Not merely a cookbook, how-to manual, or memoir, Pure Charcuterie: The Craft & Poetry of Curing Meats at Home by Meredith Leigh (New Society Publishers 2018) is all three — and more. It’s a rumination about what is wrong — and right — with today’s foodways and a study of what fantastic flavors we could summon for our tables given an unlimited expanse of time and talent.
Leigh begins her book with a lovely argument for the value of growing what we eat and learning to preserve it. “I started growing food, and that became the grandest embodiment of real art that I had ever encountered. It still is.”
She follows with six chapters that start big picture but are expertly carved into practical detail before they close. In “On Collaboration,” she writes: “Embedded into every inch of dynamism that we can see with the naked eye, from the soil under the pig’s feet to the feed stuffs, to the muscle and the fat and the earth-made salt, there are unseen forces colluding.” By chapter’s end, we are building our own charcuterie cabinet and growing beneficial molds.
If you’ve ever wanted to cure your own bacon or brine a corned beef, stir up duck pate or churn out a rabbit sausage, you can learn how in this book. But Pure Charcuterie’s brilliance lies in the fact that you just might enjoy the ideas, the challenges and the techniques presented here even if you never intend to craft your own mortadella.
I found the supporting recipes — the miso, the creamy horseradish sauce, the pickled celery leaves — to be the most accessible. These were easy enough to make and flavorful enough to want to have on hand at all times. The horseradish sauce pairs deliciously with everything from latkes to ham roast. Leigh’s pimento cheese spread is a kicked version you’ll wish you’d been making for years.
Perhaps most meaningful are the moments when Leigh lays out the argument for ethical eating. Even when it’s time consuming. Even when it’s hard work.
Leigh’s first book, The Ethical Meat Handbook: Complete Home Butchery, Charcuterie and Cooking for the Conscious Omnivore, spoke directly to that topic. But her case is worth making again. And Leigh writes so poetically, so passionately, I found myself nodding and saying aloud, “Yes! Yes!” as I read her beautiful and courageous words.
For one, she lays to rest the tired saw of how we don’t want to know how the sausage is made. “Sausage is not a frightening food item. Dare I say, purer than a casserole?” “Real sausage? It is meat, fat and salt, y’all. That’s all. From there, it is a veritable playground for the inventive cook, one of the jumping-off places for creativity, and a vessel for profound flavor experiments.”

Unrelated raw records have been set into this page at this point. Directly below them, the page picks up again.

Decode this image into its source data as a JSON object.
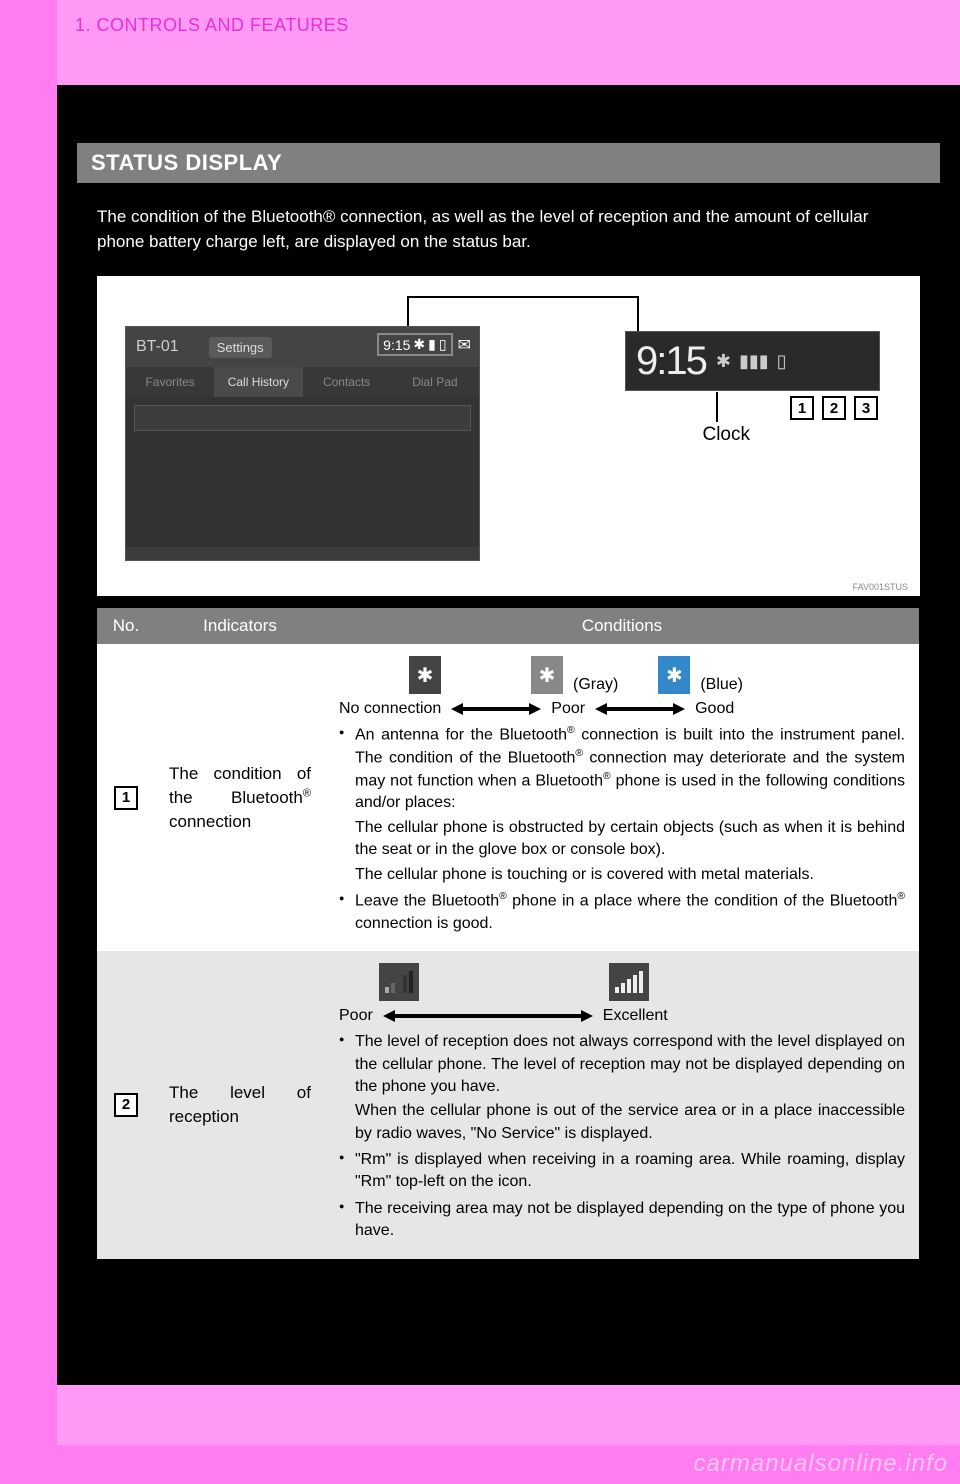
{
  "header": {
    "section": "1. CONTROLS AND FEATURES"
  },
  "title_bar": "STATUS DISPLAY",
  "intro": "The condition of the Bluetooth® connection, as well as the level of reception and the amount of cellular phone battery charge left, are displayed on the status bar.",
  "figure": {
    "phone_title": "BT-01",
    "settings": "Settings",
    "time": "9:15",
    "tabs": [
      "Favorites",
      "Call History",
      "Contacts",
      "Dial Pad"
    ],
    "active_tab": 1,
    "clock_label": "Clock",
    "zoom_time": "9:15",
    "num_labels": [
      "1",
      "2",
      "3"
    ],
    "tag": "FAV001STUS"
  },
  "table": {
    "head": {
      "no": "No.",
      "ind": "Indicators",
      "cond": "Conditions"
    },
    "row1": {
      "no": "1",
      "indicator": "The condition of the Bluetooth® connection",
      "legend": {
        "gray": "(Gray)",
        "blue": "(Blue)",
        "noconn": "No connection",
        "poor": "Poor",
        "good": "Good"
      },
      "b1_lead": "An antenna for the Bluetooth® connection is built into the instrument panel. The condition of the Bluetooth® connection may deteriorate and the system may not function when a Bluetooth® phone is used in the following conditions and/or places:",
      "b1_sub1": "The cellular phone is obstructed by certain objects (such as when it is behind the seat or in the glove box or console box).",
      "b1_sub2": "The cellular phone is touching or is covered with metal materials.",
      "b2": "Leave the Bluetooth® phone in a place where the condition of the Bluetooth® connection is good."
    },
    "row2": {
      "no": "2",
      "indicator": "The level of reception",
      "legend": {
        "poor": "Poor",
        "excellent": "Excellent"
      },
      "b1_lead": "The level of reception does not always correspond with the level displayed on the cellular phone. The level of reception may not be displayed depending on the phone you have.",
      "b1_sub1": "When the cellular phone is out of the service area or in a place inaccessible by radio waves, \"No Service\" is displayed.",
      "b2": "\"Rm\" is displayed when receiving in a roaming area. While roaming, display \"Rm\" top-left on the icon.",
      "b3": "The receiving area may not be displayed depending on the type of phone you have."
    }
  },
  "chart_data": [
    {
      "type": "table",
      "title": "Bluetooth connection condition scale",
      "categories": [
        "No connection",
        "Poor",
        "Good"
      ],
      "icon_color": [
        "dark",
        "gray",
        "blue"
      ]
    },
    {
      "type": "table",
      "title": "Reception level scale",
      "categories": [
        "Poor",
        "Excellent"
      ]
    }
  ],
  "watermark": "carmanualsonline.info"
}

She also shines a spotlight on charcuterie as more than trend, more than impressive dish to wow dinner guests. “If our understanding of portion size, our patience for process, and our palate’s adoption of flavor must change, what better gateway do we have than charcuterie?”
Expect boundary-pushing recipes (Calabrese-Style Salami With Vanilla and Lardo), detailed explanations of curing and smoking methods and lovely quotes by the likes of Mary Oliver and Pablo Neruda.
If you’re like me, you’ll be moved by Leigh’s commitment, wowed by her expertise and delighted that Pure Charcuterie came into your kitchen.